The No Names club is “the benchmark” for GSAs “especially as far as the Catholic system is concerned,” DiLallo claimed. “I know for a fact that in the York District Catholic School Board, that they are the model on which other schools build their GSAs around. In fact, they were mentioned at the directors’ conference with [Ontario premier] Kathleen Wynne when they were speaking about implementing GSAs in schools.”

When contacted later by LifeSiteNews, DiLallo said he couldn’t comment. Lou Paonessa, principal of Father Michael McGivney Catholic Academy, also refused comment and referred LifeSiteNews to York Catholic District School Board communication manager, Sonia Gallo. The board had not returned a call from LifeSiteNews by deadline.

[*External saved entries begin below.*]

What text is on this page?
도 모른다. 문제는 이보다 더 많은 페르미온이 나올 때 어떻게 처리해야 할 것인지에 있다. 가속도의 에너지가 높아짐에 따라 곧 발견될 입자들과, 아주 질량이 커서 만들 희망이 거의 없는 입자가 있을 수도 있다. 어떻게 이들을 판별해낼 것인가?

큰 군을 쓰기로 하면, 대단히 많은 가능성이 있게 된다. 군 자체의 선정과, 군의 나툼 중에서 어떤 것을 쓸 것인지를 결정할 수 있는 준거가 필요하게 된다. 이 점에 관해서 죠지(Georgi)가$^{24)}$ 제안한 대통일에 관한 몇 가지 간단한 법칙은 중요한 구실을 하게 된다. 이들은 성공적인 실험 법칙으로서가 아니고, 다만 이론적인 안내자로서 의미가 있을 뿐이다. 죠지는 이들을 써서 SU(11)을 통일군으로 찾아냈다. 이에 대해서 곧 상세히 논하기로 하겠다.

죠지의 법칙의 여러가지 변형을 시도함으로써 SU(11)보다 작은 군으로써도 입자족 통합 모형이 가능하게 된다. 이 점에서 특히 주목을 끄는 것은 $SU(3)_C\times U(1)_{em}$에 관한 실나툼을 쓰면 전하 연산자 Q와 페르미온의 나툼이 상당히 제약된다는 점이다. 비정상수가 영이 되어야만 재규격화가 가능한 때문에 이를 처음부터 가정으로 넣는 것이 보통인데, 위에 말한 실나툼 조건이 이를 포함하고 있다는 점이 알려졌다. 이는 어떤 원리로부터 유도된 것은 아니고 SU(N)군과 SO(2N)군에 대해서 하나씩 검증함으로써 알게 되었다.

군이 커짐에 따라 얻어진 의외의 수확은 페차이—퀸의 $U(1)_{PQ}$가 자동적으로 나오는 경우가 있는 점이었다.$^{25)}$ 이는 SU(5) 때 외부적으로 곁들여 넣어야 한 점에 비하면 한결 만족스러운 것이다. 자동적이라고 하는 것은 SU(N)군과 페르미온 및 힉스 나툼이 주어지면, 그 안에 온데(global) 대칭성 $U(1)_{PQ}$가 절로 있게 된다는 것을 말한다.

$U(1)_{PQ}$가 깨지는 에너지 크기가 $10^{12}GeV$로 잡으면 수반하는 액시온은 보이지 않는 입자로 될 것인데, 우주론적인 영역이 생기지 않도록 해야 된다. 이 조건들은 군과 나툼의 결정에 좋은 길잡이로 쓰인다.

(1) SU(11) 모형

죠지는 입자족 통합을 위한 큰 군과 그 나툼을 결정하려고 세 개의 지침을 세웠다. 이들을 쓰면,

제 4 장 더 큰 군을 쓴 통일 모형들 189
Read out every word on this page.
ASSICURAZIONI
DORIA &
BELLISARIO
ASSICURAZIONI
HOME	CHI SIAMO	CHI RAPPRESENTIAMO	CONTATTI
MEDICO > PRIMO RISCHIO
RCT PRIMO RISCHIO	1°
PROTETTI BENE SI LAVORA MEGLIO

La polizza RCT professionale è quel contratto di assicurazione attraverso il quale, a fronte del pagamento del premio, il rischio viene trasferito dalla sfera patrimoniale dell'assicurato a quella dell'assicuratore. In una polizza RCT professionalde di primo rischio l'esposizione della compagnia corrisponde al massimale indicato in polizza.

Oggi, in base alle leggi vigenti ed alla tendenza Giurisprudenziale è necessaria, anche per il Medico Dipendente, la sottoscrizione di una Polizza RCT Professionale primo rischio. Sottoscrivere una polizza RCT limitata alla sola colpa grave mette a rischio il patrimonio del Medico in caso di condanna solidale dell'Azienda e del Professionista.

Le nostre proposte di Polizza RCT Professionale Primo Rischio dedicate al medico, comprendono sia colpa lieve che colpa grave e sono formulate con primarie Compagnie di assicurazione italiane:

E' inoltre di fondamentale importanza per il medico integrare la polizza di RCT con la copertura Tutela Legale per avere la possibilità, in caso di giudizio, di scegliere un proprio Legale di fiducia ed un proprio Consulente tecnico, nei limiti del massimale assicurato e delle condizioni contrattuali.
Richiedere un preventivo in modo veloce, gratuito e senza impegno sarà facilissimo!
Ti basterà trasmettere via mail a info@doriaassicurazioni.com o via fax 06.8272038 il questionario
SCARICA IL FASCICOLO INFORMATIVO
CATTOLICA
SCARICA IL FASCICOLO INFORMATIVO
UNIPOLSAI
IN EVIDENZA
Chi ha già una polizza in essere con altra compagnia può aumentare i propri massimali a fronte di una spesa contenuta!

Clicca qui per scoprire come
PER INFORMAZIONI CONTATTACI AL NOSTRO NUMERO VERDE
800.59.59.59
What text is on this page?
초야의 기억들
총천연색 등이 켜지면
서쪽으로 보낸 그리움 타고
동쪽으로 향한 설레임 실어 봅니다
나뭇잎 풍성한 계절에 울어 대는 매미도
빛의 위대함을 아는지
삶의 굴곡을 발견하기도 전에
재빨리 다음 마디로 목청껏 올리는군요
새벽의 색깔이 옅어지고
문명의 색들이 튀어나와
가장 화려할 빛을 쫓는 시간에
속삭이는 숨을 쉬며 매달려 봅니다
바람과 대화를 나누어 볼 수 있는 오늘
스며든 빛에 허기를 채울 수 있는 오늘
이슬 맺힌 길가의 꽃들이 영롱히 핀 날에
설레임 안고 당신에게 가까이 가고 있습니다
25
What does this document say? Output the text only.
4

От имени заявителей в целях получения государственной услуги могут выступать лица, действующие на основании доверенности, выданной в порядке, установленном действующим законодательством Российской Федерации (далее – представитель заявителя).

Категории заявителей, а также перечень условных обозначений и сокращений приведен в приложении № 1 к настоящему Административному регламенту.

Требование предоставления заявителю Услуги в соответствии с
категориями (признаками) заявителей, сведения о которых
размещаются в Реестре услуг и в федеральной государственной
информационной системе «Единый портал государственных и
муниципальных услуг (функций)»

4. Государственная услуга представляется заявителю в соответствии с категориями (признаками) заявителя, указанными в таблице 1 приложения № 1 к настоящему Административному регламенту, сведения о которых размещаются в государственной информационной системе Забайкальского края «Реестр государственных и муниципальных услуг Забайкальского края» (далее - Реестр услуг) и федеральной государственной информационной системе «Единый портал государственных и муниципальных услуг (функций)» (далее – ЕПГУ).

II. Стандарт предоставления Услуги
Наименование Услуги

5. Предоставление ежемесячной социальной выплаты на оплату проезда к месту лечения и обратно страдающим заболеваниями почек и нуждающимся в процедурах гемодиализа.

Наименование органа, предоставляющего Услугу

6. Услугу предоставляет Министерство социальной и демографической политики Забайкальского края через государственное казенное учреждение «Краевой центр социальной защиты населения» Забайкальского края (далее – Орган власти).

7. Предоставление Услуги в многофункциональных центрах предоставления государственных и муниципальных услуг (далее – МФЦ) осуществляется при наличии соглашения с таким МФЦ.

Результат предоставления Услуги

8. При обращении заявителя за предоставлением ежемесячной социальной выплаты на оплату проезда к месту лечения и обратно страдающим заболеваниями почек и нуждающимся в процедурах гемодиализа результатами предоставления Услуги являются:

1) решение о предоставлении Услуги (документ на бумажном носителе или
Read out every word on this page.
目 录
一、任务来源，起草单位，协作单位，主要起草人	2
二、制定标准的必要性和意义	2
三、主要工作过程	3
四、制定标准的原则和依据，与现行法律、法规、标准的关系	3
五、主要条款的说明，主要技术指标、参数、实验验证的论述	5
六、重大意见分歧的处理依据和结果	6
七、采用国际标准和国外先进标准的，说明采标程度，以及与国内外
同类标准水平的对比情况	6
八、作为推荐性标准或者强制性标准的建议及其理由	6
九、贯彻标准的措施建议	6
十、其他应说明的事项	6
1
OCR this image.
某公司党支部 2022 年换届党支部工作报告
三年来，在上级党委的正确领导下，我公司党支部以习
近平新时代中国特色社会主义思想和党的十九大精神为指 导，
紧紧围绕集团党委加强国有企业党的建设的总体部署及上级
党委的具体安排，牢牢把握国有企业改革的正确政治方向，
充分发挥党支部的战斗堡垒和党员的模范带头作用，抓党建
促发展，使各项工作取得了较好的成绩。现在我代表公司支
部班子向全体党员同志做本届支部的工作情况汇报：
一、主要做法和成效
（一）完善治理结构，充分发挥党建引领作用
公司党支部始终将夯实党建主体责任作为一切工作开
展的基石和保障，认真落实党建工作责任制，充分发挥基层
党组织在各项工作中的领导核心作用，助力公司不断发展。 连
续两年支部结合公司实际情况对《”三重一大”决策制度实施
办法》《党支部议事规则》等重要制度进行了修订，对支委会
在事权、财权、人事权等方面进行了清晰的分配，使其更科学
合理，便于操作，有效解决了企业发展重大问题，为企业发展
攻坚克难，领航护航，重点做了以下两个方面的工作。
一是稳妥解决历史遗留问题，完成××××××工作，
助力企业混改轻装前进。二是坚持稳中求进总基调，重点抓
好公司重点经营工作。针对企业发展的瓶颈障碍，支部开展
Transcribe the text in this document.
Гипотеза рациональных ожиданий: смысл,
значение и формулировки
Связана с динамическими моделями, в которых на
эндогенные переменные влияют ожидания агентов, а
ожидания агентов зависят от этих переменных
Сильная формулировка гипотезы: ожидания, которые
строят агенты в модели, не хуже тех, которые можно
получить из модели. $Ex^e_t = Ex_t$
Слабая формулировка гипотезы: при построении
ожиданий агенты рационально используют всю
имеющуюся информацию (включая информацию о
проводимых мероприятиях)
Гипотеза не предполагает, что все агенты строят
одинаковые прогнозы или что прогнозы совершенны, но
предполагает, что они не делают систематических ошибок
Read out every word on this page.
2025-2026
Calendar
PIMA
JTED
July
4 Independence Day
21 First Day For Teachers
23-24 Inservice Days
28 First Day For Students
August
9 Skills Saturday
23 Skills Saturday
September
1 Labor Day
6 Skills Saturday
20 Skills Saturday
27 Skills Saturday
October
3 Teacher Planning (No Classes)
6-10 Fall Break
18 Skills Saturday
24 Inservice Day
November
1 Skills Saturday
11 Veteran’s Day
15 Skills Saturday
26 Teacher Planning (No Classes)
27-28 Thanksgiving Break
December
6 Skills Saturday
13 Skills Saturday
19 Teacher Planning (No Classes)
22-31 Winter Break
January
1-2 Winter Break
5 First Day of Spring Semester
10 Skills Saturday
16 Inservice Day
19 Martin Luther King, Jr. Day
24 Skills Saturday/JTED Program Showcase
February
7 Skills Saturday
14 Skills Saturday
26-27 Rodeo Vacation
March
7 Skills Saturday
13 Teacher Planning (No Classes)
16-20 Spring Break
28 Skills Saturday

What Iacobelli found most revealing was how the students responded to his concerns. Frequently dissolving into laughter, they told a “parable” about a similar situation, with their taxi driver, who had reacted to their evening’s stated mission with a 45-minute dissertation on why homosexuality is wrong.

“He kept bringing up religion and he kept telling us that this is not what God has planned, and we, we took it positively,” one said. “We didn’t argue with him, we respected his opinion,” piped up another, while one added, “It was a learning process for us, too, because now we know what are some of the things that cloud people’s judgment and cause them to make these kinds of opinions.”

It was obvious from the way the students talked that they had little idea of, or even regard for, Catholic teaching on homosexuality. “The whole thing is misguided,” Iacobelli said with a sigh. “Why are we playing these games?”